Economic reforms have taken a backseat and market sentiments dented as the Centre has got into the fire fighting mode to douse the fires of scams, black money and corruption-related agitations.
As if the scams that tumbled out of the cupboards of
United Progressive Alliance (UPA) ministers - ex and current - were not enough of a headache for the Centre, agitations by crusaders of public probity -
Anna Hazare and
Baba Ramdev - have put the government on the mat over the last few months.
Unlike in the first tenure of the UPA government, when it had put the blame on the Left Front's stranglehold for lack of reforms, the UPA-II has none to blame this time, but itself, punters feel. Foreign direct investment (FDI) in insurance and retail, fuel sector decontrol, fertiliser pricing decontrol, action against corruption and banking sector reforms have been hanging fire for years, much before the crusaders of public probity took to the streets.

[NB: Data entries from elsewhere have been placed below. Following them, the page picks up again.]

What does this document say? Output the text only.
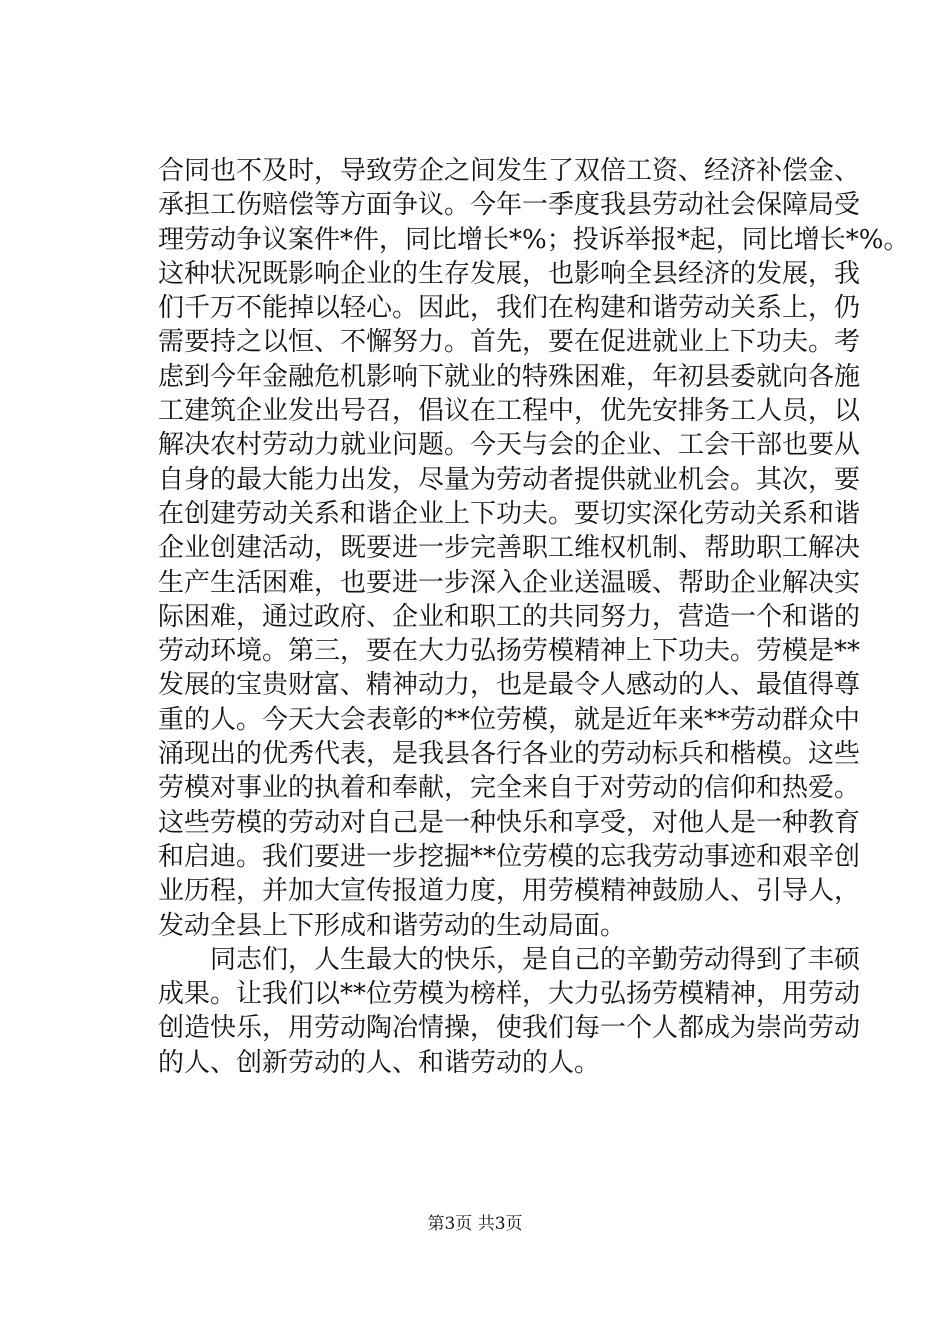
合同也不及时，导致劳企之间发生了双倍工资、经济补偿金、
承担工伤赔偿等方面争议。今年一季度我县劳动社会保障局受
理劳动争议案件*件，同比增长*%；投诉举报*起，同比增长*%。
这种状况既影响企业的生存发展，也影响全县经济的发展，我
们千万不能掉以轻心。因此，我们在构建和谐劳动关系上，仍
需要持之以恒、不懈努力。首先，要在促进就业上下功夫。考
虑到今年金融危机影响下就业的特殊困难，年初县委就向各施
工建筑企业发出号召，倡议在工程中，优先安排务工人员，以
解决农村劳动力就业问题。今天与会的企业、工会干部也要从
自身的最大能力出发，尽量为劳动者提供就业机会。其次，要
在创建劳动关系和谐企业上下功夫。要切实深化劳动关系和谐
企业创建活动，既要进一步完善职工维权机制、帮助职工解决
生产生活困难，也要进一步深入企业送温暖、帮助企业解决实
际困难，通过政府、企业和职工的共同努力，营造一个和谐的
劳动环境。第三，要在大力弘扬劳模精神上下功夫。劳模是**
发展的宝贵财富、精神动力，也是最令人感动的人、最值得尊
重的人。今天大会表彰的**位劳模，就是近年来**劳动群众中
涌现出的优秀代表，是我县各行各业的劳动标兵和楷模。这些
劳模对事业的执着和奉献，完全来自于对劳动的信仰和热爱。
这些劳模的劳动对自己是一种快乐和享受，对他人是一种教育
和启迪。我们要进一步挖掘**位劳模的忘我劳动事迹和艰辛创
业历程，并加大宣传报道力度，用劳模精神鼓励人、引导人，
发动全县上下形成和谐劳动的生动局面。
同志们，人生最大的快乐，是自己的辛勤劳动得到了丰硕
成果。让我们以**位劳模为榜样，大力弘扬劳模精神，用劳动
创造快乐，用劳动陶冶情操，使我们每一个人都成为崇尚劳动
的人、创新劳动的人、和谐劳动的人。
第3页 共3页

The disinvestment target for the current fiscal is expected to go haywire, with the markets remaining range bound and the Centre having to look at other sources as foreign investors are not forthcoming to fund the $1.5 trillion needed to fund infrastructure projects in the country.
"They (political developments relating to probity agitations) don't augur well for the capital markets. The government will continue to be in non-stop fire fighting mode, and so decision making would continue to stand paralysed," said K.N. Sreenivasan, head-institutional equity sales of Emkay Global Financial Services.
Hike in
FDI limit in insurance sector from 26 per cent to 49 per cent can boost availability of longterm capital for funding ambitious infrastructure sector projects, while FDI in retail is expected to increase the qualitative employment opportunities. Fuel sector decontrol could directly address the vexed issue of spiralling government deficit. Banking sector reforms will enable consolidation in the banking sector and issuance of new bank licences, making the banking sector more vibrant.
"There is definite impact on the reforms. This is seen from the deferment of diesel prices on the reasoning of the current agitation," said Kishor Ostwal, chairman and managing director (CMD), CNI Research.
The equity market is running at the lower end of valuations with no retail participation and drop in volumes. The total turnover of the market - both BSE and NSE put together - which used to cross Rs 1.5 lakh crore struggled to cross the Rs 1 lakh crore-mark on Friday. "All negatives are factored in and the market may rise on even a little ray of hope of clarity on these (corruption and black money) fronts. The only condition where the market may react negatively by 10 per cent could be the fall of the government due to the aforesaid reasons," Ostwal added.
Corporate capex is in a state of limbo, and some signs of a slowdown in consumption are already emerging. Without economic reforms the transition from the government-led consumption to private-led consumption would not be possible, feels Sreenivasan.
Investors have still not lost faith in India's long-term growth potential, which is why markets are still not cracking despite the spate of negatives news one after the other. The major indices - BSE Sensex and NSE Nifty - have remained in a range over the last three weeks.